I suddenly feel like I’m going to throw up.
“Can we do this some other time?” I plead.
“No, Moon,” says Mom. “I know you’re angry with Lillie for leaving you. But that’s not Lunala’s fault. When was the last time I saw you playing with him? It’s been at least two weeks.”
“I want to be mad,” I say, and I feel like a stupid kid when I say it, but it’s the truth. Sadness is just sad. Anger has a certain something to it that makes me feel strong, even heroic.
“So be mad,” says Mom. “You’ve got a right to be mad. Be as mad as you want for as long as you want. But don’t take it out on Lunala, that’s not fair.” Her face softens. “He reminds you of her, doesn’t he?”
“Everything reminds me of her,” I whisper.

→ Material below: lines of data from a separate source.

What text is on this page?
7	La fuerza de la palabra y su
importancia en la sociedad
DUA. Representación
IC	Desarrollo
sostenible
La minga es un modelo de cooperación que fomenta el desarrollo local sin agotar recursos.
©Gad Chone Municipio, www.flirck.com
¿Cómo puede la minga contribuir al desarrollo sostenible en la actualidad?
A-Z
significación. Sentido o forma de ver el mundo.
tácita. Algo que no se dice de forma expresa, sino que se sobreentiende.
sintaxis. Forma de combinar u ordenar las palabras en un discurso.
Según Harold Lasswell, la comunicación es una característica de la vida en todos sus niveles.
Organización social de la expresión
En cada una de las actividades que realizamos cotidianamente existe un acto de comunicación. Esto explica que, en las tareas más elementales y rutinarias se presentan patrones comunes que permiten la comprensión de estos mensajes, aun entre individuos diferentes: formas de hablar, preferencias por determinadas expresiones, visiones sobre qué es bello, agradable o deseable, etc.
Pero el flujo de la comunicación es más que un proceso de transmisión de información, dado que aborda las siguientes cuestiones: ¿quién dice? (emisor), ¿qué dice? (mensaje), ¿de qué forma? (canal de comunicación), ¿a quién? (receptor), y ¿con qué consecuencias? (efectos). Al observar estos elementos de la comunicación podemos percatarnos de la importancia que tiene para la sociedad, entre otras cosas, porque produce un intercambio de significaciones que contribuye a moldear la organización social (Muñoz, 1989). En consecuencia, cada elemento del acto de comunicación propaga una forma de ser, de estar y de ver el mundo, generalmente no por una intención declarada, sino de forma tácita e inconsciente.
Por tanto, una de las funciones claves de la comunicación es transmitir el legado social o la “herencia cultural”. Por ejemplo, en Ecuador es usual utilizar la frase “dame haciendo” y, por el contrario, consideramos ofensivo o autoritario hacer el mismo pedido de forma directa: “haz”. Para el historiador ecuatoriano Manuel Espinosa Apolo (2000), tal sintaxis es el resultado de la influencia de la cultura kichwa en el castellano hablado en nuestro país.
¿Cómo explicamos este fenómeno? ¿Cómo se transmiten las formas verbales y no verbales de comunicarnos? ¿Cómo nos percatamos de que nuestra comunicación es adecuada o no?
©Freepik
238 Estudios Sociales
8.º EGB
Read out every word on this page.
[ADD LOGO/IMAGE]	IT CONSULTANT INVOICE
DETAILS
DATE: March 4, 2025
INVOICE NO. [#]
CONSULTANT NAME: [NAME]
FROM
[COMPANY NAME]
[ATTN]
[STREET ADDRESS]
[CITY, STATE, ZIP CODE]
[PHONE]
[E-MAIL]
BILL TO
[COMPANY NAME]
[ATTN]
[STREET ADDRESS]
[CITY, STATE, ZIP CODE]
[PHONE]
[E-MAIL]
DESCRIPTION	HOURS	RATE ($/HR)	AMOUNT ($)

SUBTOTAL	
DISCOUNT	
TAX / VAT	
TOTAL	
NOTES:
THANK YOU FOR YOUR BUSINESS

Mom gets up from her chair and comes around the table to hug me. “It won’t hurt forever,” she murmurs.
Despite everything, a giggle escapes me. “Is that the best you’ve got?” I tease.
“Oh, stop that, you!” She messes up my hair with her hand, and this time I laugh for real. “I wouldn’t say it if it wasn’t true. I know it doesn’t make you feel any better to hear, but all you can do is ride out the pain. Your team has done that for you so many times, haven’t they?”
I nod.
“So now you need to do the same thing for them.” She takes a step back from me, and from the look on her face, I can tell she doesn’t want to hear any arguments. “And one day you’ll reach for the old hurt and it won’t be there anymore. I promise.”
I was planning on leaving for Poni Island immediately after breakfast. But as Mom walks away from the table, I realize there’s something else I need to do first.
I reach into my bag and my hand closes around the purple Master Ball.